Shortly after that visit, I took up Robert Kanigel’s The Man Who Knew Infinity: A Life of the Genius Ramanujan . Kanegal calls the story of Ramanujan “romantic”. We all wonder what this shining and sometimes sorry figure would have accomplished if he had better braved the English chill and lived past 32. As it is, he left theorems and problems enough for armies of mathematicians to prove. Kanegal draws rich portraits of the prodigy in Kumbakonam and of G.H. Hardy, Fellow of Trinity, who brought him to Cambridge, so that by the time the two characters converge in this biography, we are primed to hear something splendid.

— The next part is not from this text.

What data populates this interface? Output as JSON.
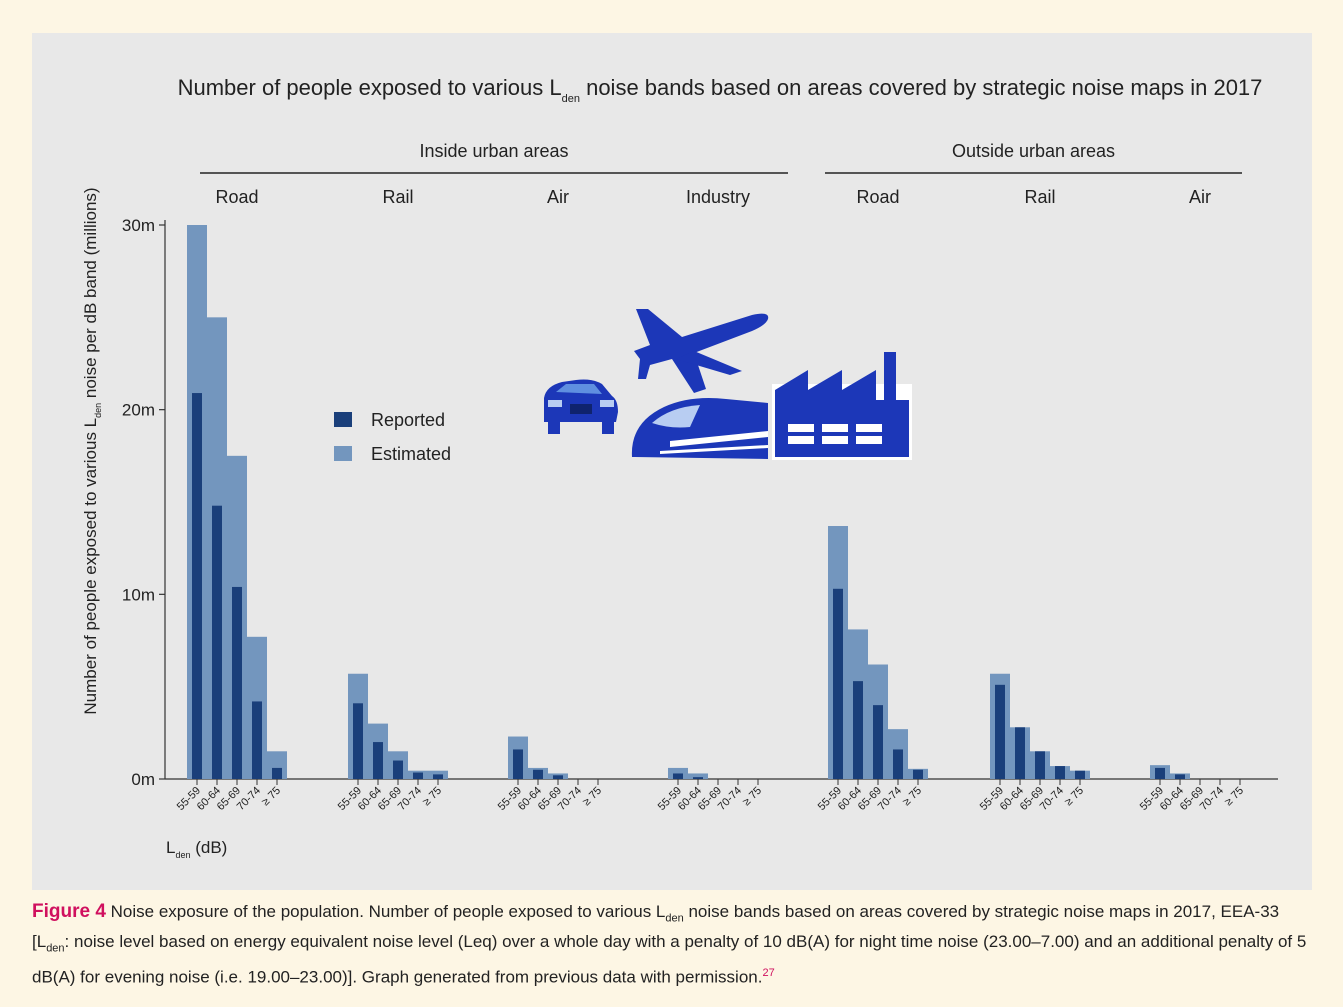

Kanegal writes enough about partitions, highly composite numbers and mock theta functions to satisfy the layman that together they did indeed achieve something stellar.
The romance of Ramanujan is the romance of genius. Yes, he was a boy from Kumbakonam who became famous in Cambridge and remained unchanged in essence, with or without his kudumi , a matter of satisfaction to every South Indian. But he was of another species from those who rigorously prove and explain theorems, as Kanegal puts it, in a “neat lockstep march to certainty”. Ramanujan’s work was insight, intuition, imagination. What makes it seductive, Kanegal says, is its richness, beauty, mystery, its “mathematical loveliness”.
The house in Kumbakonam still whispers that the extraordinary lurks everywhere. And the romance of Ramanujan wakes us to delight in the mathematical loveliness around that place. The precise count of the Indian cuckoo. The exponential progression of tree branches. One clay roof tile locking into another. A repeating pattern on a sari border. A set of steel dabbas , each a little larger than the one before. The geometry of Kaliyamardana Krishna on a pillar in the Sarangapani Temple. Talam — no matter how tone-deaf we are, we can always hear the maths in music. And the stars between the stars in the tropical sky. So much of what delights us in life is number, geometry, series, pattern, rhythm and infinity.